I wonder where this relationship will go, though, now that the Apocalypse didn’t happen and they aren’t actually married. I have a feeling they’re both wondering the same thing… but you have to admit, they’re adorably matchy in their color schemes patterned tops. And Brit’s adorable Lulu hat! They might not be the quickest draws in Glee club, but they’re artists in their own way, n’est-ce pas?
And speaking of “art”…
LEAST Visually Coherent Number of the Week:
“Jingle Bell Rock” from Sam and the Cheerios. Seriously? What what WHAT are you doing. I’m not real fond of this song to begin with, but the rendition is pretty straightforward… except for the inclusion of the Cheerios… dressed as sexy reindeer. The makeup, antlers, furry cuffs and jingle bell sticks are overwhelming… and the choreography is a little bit tasteless. Definitely not the kind of flash mob proposal I’d want, Mayan Apocalypse or no.

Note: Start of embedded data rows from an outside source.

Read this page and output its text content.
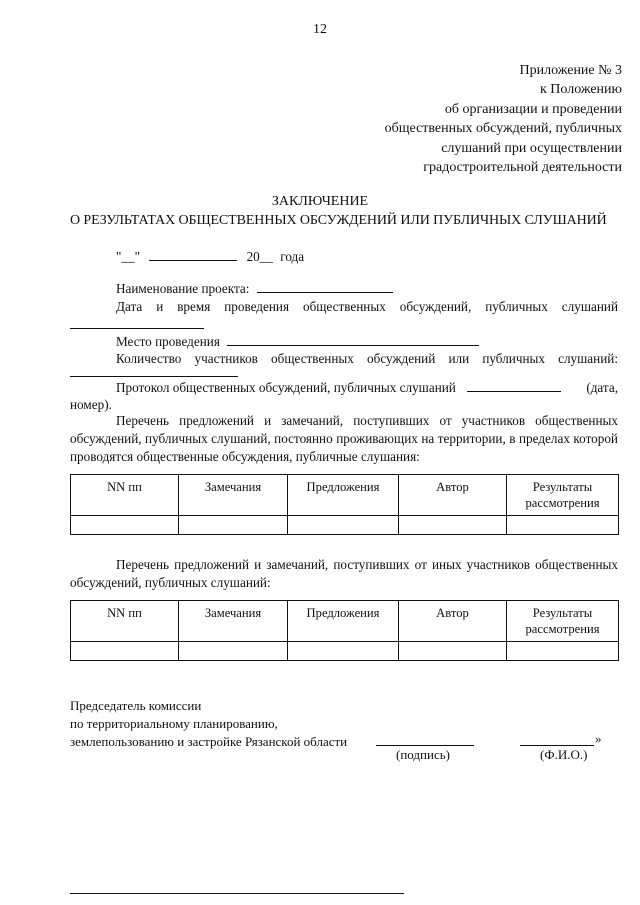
12
Приложение № 3
к Положению
об организации и проведении
общественных обсуждений, публичных
слушаний при осуществлении
градостроительной деятельности
ЗАКЛЮЧЕНИЕ
О РЕЗУЛЬТАТАХ ОБЩЕСТВЕННЫХ ОБСУЖДЕНИЙ ИЛИ ПУБЛИЧНЫХ СЛУШАНИЙ
"__"	20__ года
Наименование проекта:
Дата и время проведения общественных обсуждений, публичных слушаний
Место проведения
Количество участников общественных обсуждений или публичных слушаний:
Протокол общественных обсуждений, публичных слушаний	(дата,
номер).
Перечень предложений и замечаний, поступивших от участников общественных обсуждений, публичных слушаний, постоянно проживающих на территории, в пределах которой проводятся общественные обсуждения, публичные слушания:
NN пп	Замечания	Предложения	Автор	Результаты рассмотрения

Перечень предложений и замечаний, поступивших от иных участников общественных обсуждений, публичных слушаний:
NN пп	Замечания	Предложения	Автор	Результаты рассмотрения

Председатель комиссии
по территориальному планированию,
землепользованию и застройке Рязанской области	»
(подпись)	(Ф.И.О.)
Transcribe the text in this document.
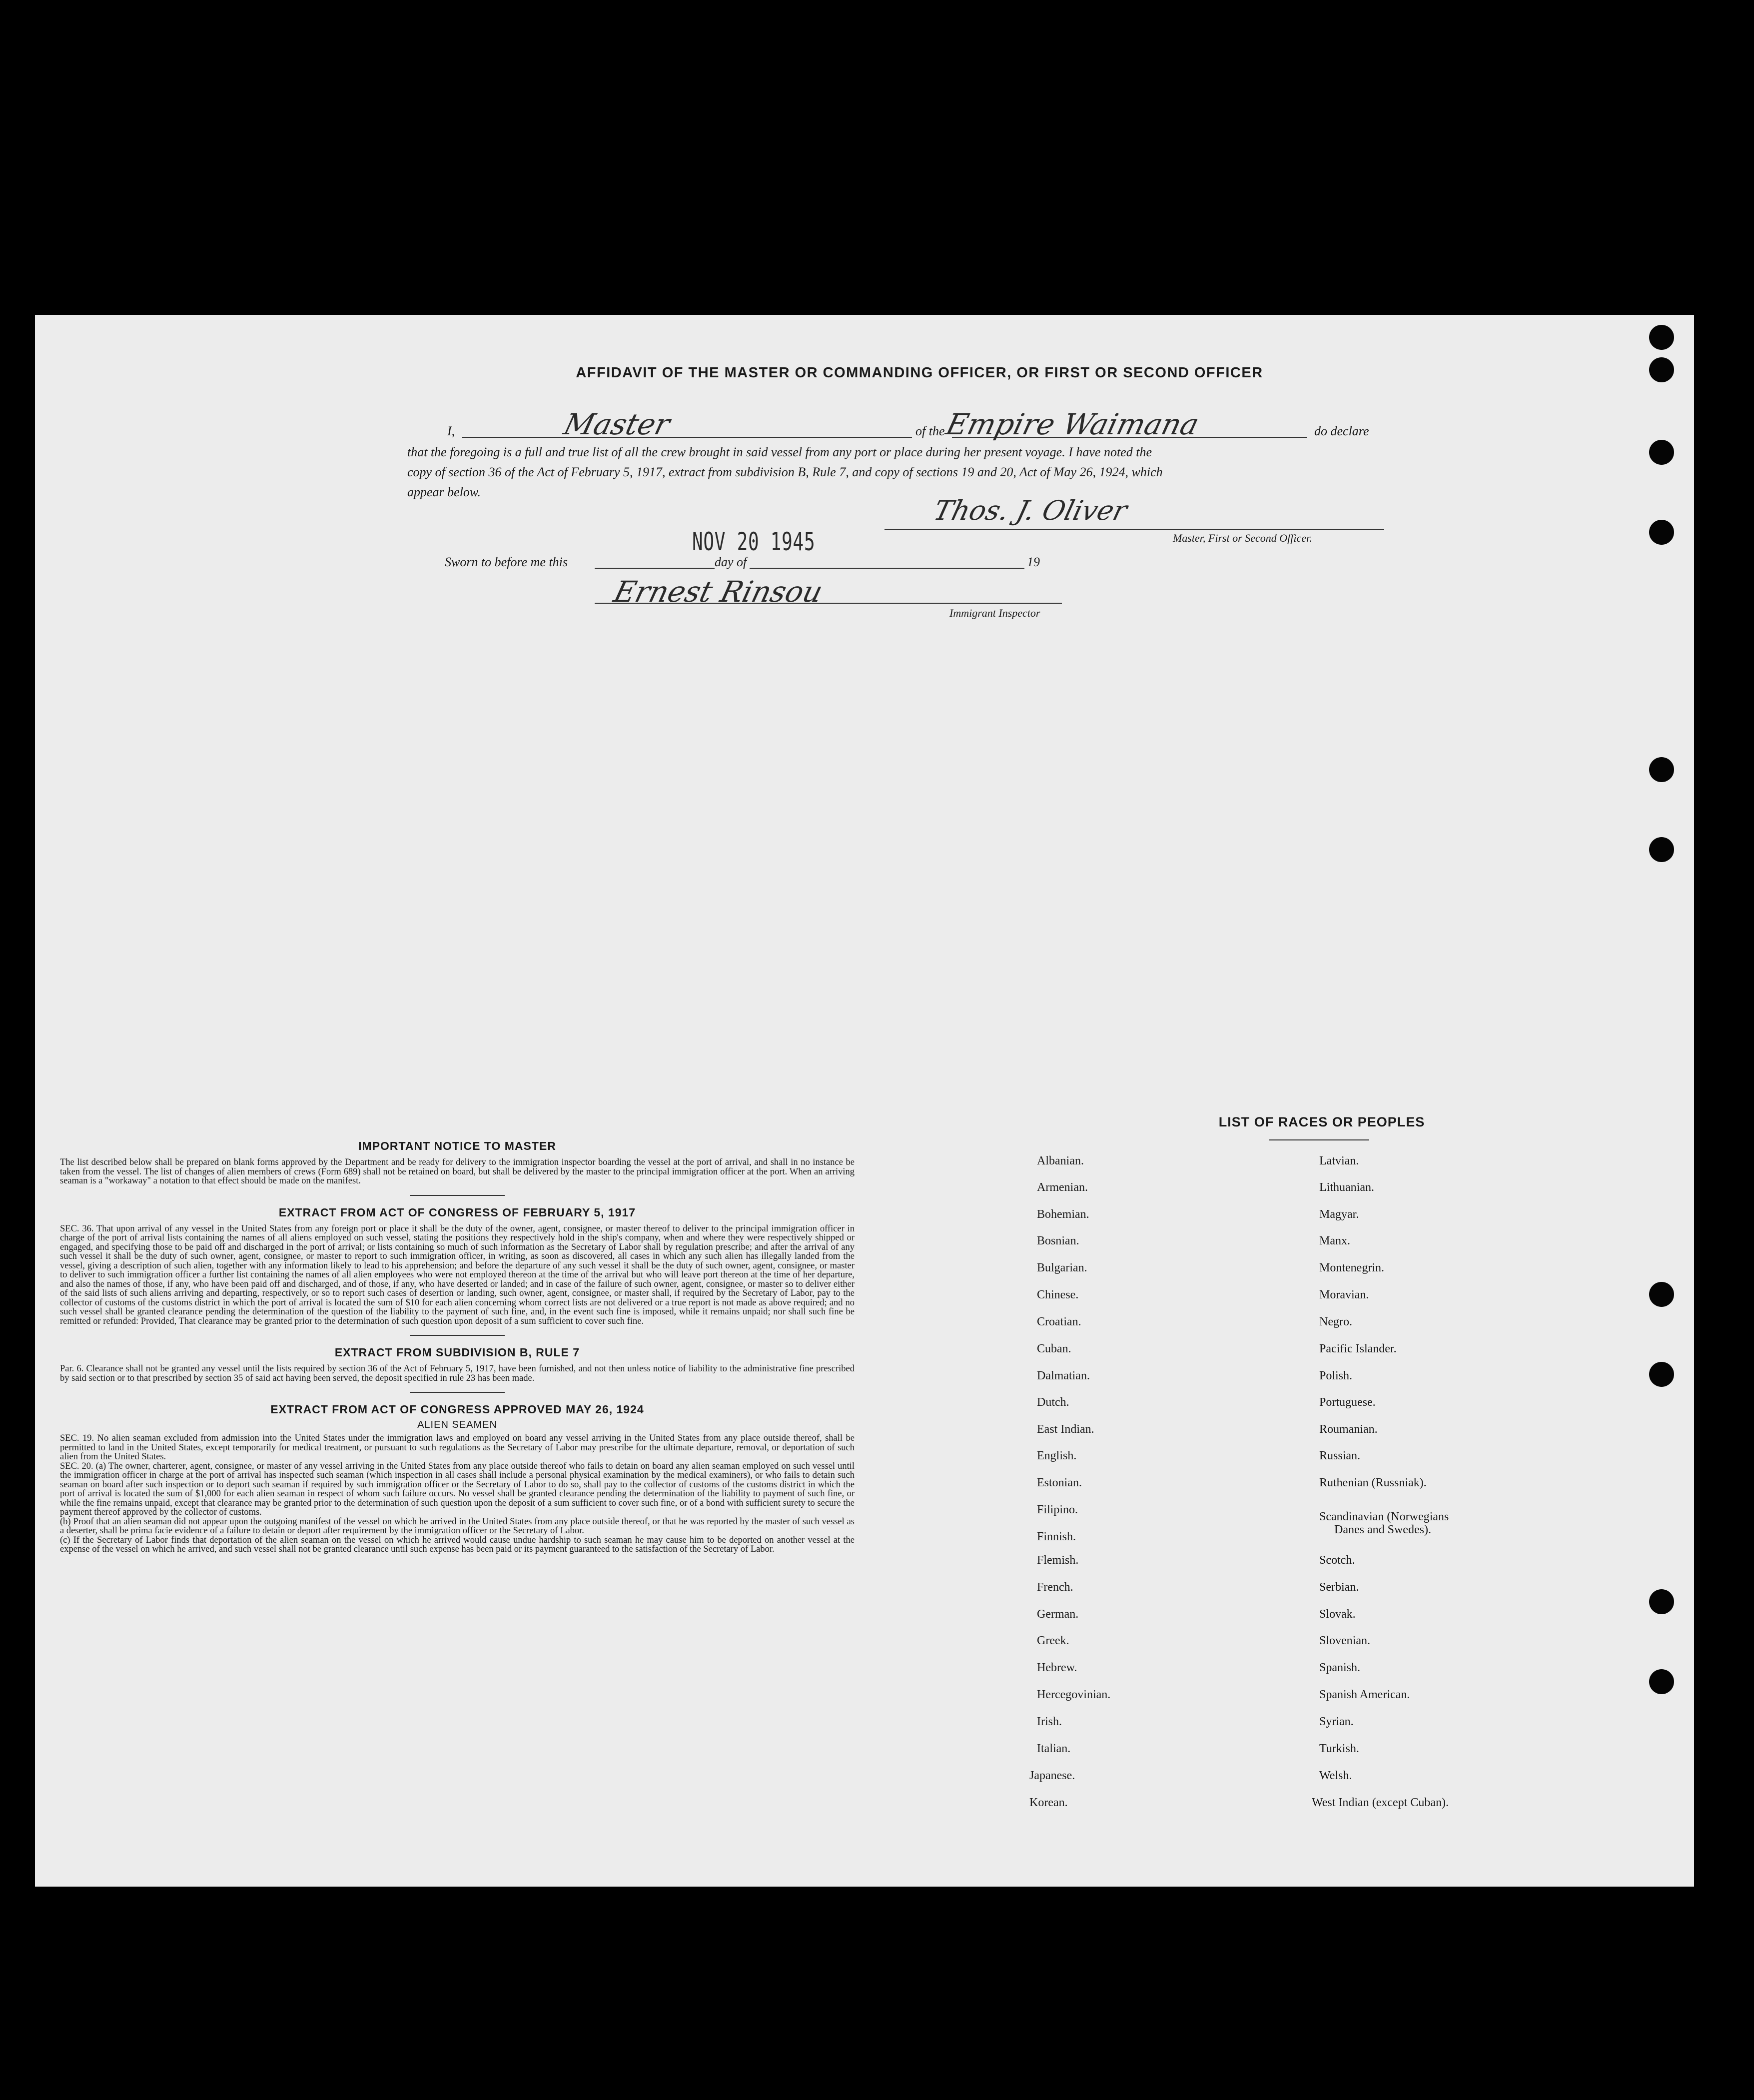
AFFIDAVIT OF THE MASTER OR COMMANDING OFFICER, OR FIRST OR SECOND OFFICER
I,	Master	of the
Empire Waimana	do declare
that the foregoing is a full and true list of all the crew brought in said vessel from any port or place during her present voyage. I have noted the
copy of section 36 of the Act of February 5, 1917, extract from subdivision B, Rule 7, and copy of sections 19 and 20, Act of May 26, 1924, which
appear below.
Thos. J. Oliver
Master, First or Second Officer.
Sworn to before me this
NOV 20 1945
day of	19
Ernest Rinsou
Immigrant Inspector
IMPORTANT NOTICE TO MASTER

The list described below shall be prepared on blank forms approved by the Department and be ready for delivery to the immigration inspector boarding the vessel at the port of arrival, and shall in no instance be taken from the vessel. The list of changes of alien members of crews (Form 689) shall not be retained on board, but shall be delivered by the master to the principal immigration officer at the port. When an arriving seaman is a "workaway" a notation to that effect should be made on the manifest.

EXTRACT FROM ACT OF CONGRESS OF FEBRUARY 5, 1917

SEC. 36. That upon arrival of any vessel in the United States from any foreign port or place it shall be the duty of the owner, agent, consignee, or master thereof to deliver to the principal immigration officer in charge of the port of arrival lists containing the names of all aliens employed on such vessel, stating the positions they respectively hold in the ship's company, when and where they were respectively shipped or engaged, and specifying those to be paid off and discharged in the port of arrival; or lists containing so much of such information as the Secretary of Labor shall by regulation prescribe; and after the arrival of any such vessel it shall be the duty of such owner, agent, consignee, or master to report to such immigration officer, in writing, as soon as discovered, all cases in which any such alien has illegally landed from the vessel, giving a description of such alien, together with any information likely to lead to his apprehension; and before the departure of any such vessel it shall be the duty of such owner, agent, consignee, or master to deliver to such immigration officer a further list containing the names of all alien employees who were not employed thereon at the time of the arrival but who will leave port thereon at the time of her departure, and also the names of those, if any, who have been paid off and discharged, and of those, if any, who have deserted or landed; and in case of the failure of such owner, agent, consignee, or master so to deliver either of the said lists of such aliens arriving and departing, respectively, or so to report such cases of desertion or landing, such owner, agent, consignee, or master shall, if required by the Secretary of Labor, pay to the collector of customs of the customs district in which the port of arrival is located the sum of $10 for each alien concerning whom correct lists are not delivered or a true report is not made as above required; and no such vessel shall be granted clearance pending the determination of the question of the liability to the payment of such fine, and, in the event such fine is imposed, while it remains unpaid; nor shall such fine be remitted or refunded: Provided, That clearance may be granted prior to the determination of such question upon deposit of a sum sufficient to cover such fine.

EXTRACT FROM SUBDIVISION B, RULE 7

Par. 6. Clearance shall not be granted any vessel until the lists required by section 36 of the Act of February 5, 1917, have been furnished, and not then unless notice of liability to the administrative fine prescribed by said section or to that prescribed by section 35 of said act having been served, the deposit specified in rule 23 has been made.

EXTRACT FROM ACT OF CONGRESS APPROVED MAY 26, 1924
ALIEN SEAMEN

SEC. 19. No alien seaman excluded from admission into the United States under the immigration laws and employed on board any vessel arriving in the United States from any place outside thereof, shall be permitted to land in the United States, except temporarily for medical treatment, or pursuant to such regulations as the Secretary of Labor may prescribe for the ultimate departure, removal, or deportation of such alien from the United States.

SEC. 20. (a) The owner, charterer, agent, consignee, or master of any vessel arriving in the United States from any place outside thereof who fails to detain on board any alien seaman employed on such vessel until the immigration officer in charge at the port of arrival has inspected such seaman (which inspection in all cases shall include a personal physical examination by the medical examiners), or who fails to detain such seaman on board after such inspection or to deport such seaman if required by such immigration officer or the Secretary of Labor to do so, shall pay to the collector of customs of the customs district in which the port of arrival is located the sum of $1,000 for each alien seaman in respect of whom such failure occurs. No vessel shall be granted clearance pending the determination of the liability to payment of such fine, or while the fine remains unpaid, except that clearance may be granted prior to the determination of such question upon the deposit of a sum sufficient to cover such fine, or of a bond with sufficient surety to secure the payment thereof approved by the collector of customs.

(b) Proof that an alien seaman did not appear upon the outgoing manifest of the vessel on which he arrived in the United States from any place outside thereof, or that he was reported by the master of such vessel as a deserter, shall be prima facie evidence of a failure to detain or deport after requirement by the immigration officer or the Secretary of Labor.

(c) If the Secretary of Labor finds that deportation of the alien seaman on the vessel on which he arrived would cause undue hardship to such seaman he may cause him to be deported on another vessel at the expense of the vessel on which he arrived, and such vessel shall not be granted clearance until such expense has been paid or its payment guaranteed to the satisfaction of the Secretary of Labor.

LIST OF RACES OR PEOPLES
Albanian.
Armenian.
Bohemian.
Bosnian.
Bulgarian.
Chinese.
Croatian.
Cuban.
Dalmatian.
Dutch.
East Indian.
English.
Estonian.
Filipino.
Finnish.
Flemish.
French.
German.
Greek.
Hebrew.
Hercegovinian.
Irish.
Italian.
Japanese.
Korean.
Latvian.
Lithuanian.
Magyar.
Manx.
Montenegrin.
Moravian.
Negro.
Pacific Islander.
Polish.
Portuguese.
Roumanian.
Russian.
Ruthenian (Russniak).
Scandinavian (Norwegians
Danes and Swedes).
Scotch.
Serbian.
Slovak.
Slovenian.
Spanish.
Spanish American.
Syrian.
Turkish.
Welsh.
West Indian (except Cuban).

MOST Visually Coherent Number of the Week:
“Have Yourself a Merry Little Christmas” sung by the whole gang for Sue Sylvester, who accurately predicts exactly what’s about to happen before she even enters the auditorium, that sly fox.
Yes, it looks like a GAP holiday ad. But it’s clean and pretty and cliché, which is just how a Glee holiday episode should end. Like Tiny Tim says, “God Bless Us, Everyone!”